India is currently negotiating comprehensive economic cooperation agreements with ASEAN and with Singapore, as also with MERCOSUR (a Spanish acronym for Common Market of the South involving Brazil, Argentina, Uruguay and Paraguay). India is also talking to SACU a grouping of five southern African countries led by South Africa. The Framework Agreement between Bangladesh, India, Myanmar, Sri Lanka and Thailand is called BIMST-EC. It is visualized as a bridging link between two major regional groupings i.e. ASEAN and SAARC. Recently, India has signed an Early Harvest Programme as the first step towards establishing a free trade area between India and Thailand. Joint Study Groups with Pakistan, Israel and the Gulf Countries have also been established.

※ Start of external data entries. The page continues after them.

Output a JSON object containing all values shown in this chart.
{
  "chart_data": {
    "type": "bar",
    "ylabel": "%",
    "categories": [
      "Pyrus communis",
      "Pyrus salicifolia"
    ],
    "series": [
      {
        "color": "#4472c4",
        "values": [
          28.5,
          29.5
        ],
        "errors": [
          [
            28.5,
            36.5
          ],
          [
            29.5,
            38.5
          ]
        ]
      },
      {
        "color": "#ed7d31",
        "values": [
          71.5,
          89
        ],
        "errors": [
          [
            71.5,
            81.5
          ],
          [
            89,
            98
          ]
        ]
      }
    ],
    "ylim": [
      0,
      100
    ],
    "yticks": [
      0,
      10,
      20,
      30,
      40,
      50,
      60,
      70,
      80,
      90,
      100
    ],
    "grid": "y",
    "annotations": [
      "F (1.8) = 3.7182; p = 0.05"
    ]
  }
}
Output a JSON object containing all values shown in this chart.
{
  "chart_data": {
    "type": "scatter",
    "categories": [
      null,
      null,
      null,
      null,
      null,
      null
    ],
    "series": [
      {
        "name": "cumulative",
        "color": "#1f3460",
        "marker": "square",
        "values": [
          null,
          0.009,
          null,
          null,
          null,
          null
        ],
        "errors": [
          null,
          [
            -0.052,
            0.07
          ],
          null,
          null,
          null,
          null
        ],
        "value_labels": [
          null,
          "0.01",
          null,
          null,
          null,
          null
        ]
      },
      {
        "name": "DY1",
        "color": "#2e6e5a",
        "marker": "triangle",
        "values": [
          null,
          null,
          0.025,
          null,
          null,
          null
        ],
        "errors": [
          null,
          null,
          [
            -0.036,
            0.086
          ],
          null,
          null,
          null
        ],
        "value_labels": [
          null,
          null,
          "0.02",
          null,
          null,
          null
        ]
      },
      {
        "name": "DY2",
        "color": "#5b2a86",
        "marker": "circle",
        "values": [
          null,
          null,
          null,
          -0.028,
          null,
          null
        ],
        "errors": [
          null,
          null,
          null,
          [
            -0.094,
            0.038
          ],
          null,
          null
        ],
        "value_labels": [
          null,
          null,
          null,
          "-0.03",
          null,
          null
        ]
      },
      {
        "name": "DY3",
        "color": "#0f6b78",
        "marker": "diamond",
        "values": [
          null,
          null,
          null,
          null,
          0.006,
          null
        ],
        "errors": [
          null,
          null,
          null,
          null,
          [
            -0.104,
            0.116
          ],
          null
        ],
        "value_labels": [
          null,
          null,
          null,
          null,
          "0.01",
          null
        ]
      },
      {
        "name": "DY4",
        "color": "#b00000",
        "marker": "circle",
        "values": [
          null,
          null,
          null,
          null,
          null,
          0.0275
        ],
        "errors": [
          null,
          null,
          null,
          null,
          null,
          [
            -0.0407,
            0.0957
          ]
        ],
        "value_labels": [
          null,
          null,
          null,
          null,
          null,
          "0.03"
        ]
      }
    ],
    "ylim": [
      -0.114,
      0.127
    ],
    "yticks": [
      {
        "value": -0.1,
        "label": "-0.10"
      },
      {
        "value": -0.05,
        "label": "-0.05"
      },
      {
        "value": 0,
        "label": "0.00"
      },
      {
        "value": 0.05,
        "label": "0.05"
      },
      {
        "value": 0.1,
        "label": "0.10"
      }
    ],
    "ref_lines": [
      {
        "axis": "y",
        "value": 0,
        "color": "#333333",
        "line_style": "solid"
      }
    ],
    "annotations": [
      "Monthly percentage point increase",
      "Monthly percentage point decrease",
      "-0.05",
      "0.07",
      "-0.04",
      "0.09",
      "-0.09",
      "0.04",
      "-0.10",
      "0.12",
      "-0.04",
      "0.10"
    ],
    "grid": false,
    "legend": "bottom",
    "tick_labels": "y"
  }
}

India must use FTAs to its advantage, Shri Kamal Nath said, adding that it was well recognized that progressive liberalisation in bilateral and regional spheres built the necessary confidence in domestic industries and made them globally competitive. "Of course, at every step Government will be in close contact with industry on these matters. FTAs may be signed by Governments, but it is businesses and industries that give them life. An FTA that is not owned by industry is not worth the paper it is written on", he said.
The Minister also said that efforts were now underway to transform the SAARC Preferential Trade Area (SAPTA) into a full-fledged FTA to be called SAFTA effective from 1st January, 2006 and it was for this reason he travelled to Pakistan last month.
Emphasising that creating regional economic spaces would not detract from Indias overall objectives at the multilateral level, Shri Kamal Nath stressed that these regional trade agreements (RTAs) rather supplemented and complemented the multilateral trading order. "The recently concluded Framework Agreement of the WTO has laid down the principles and criteria for the more detailed, specific modalities that have to be negotiated. It is our hope that this will be completed by December 2005, when the next Ministerial will take place in Hong Kong. But this need not be so. The Uruguay Round took 8 years to negotiate. The Doha Round has already taken 4. When the WTO process reaches its final culmination, perhaps in the next 15 years or so, regional FTAs would become redundant. But that is a long way off", the Minister remarked.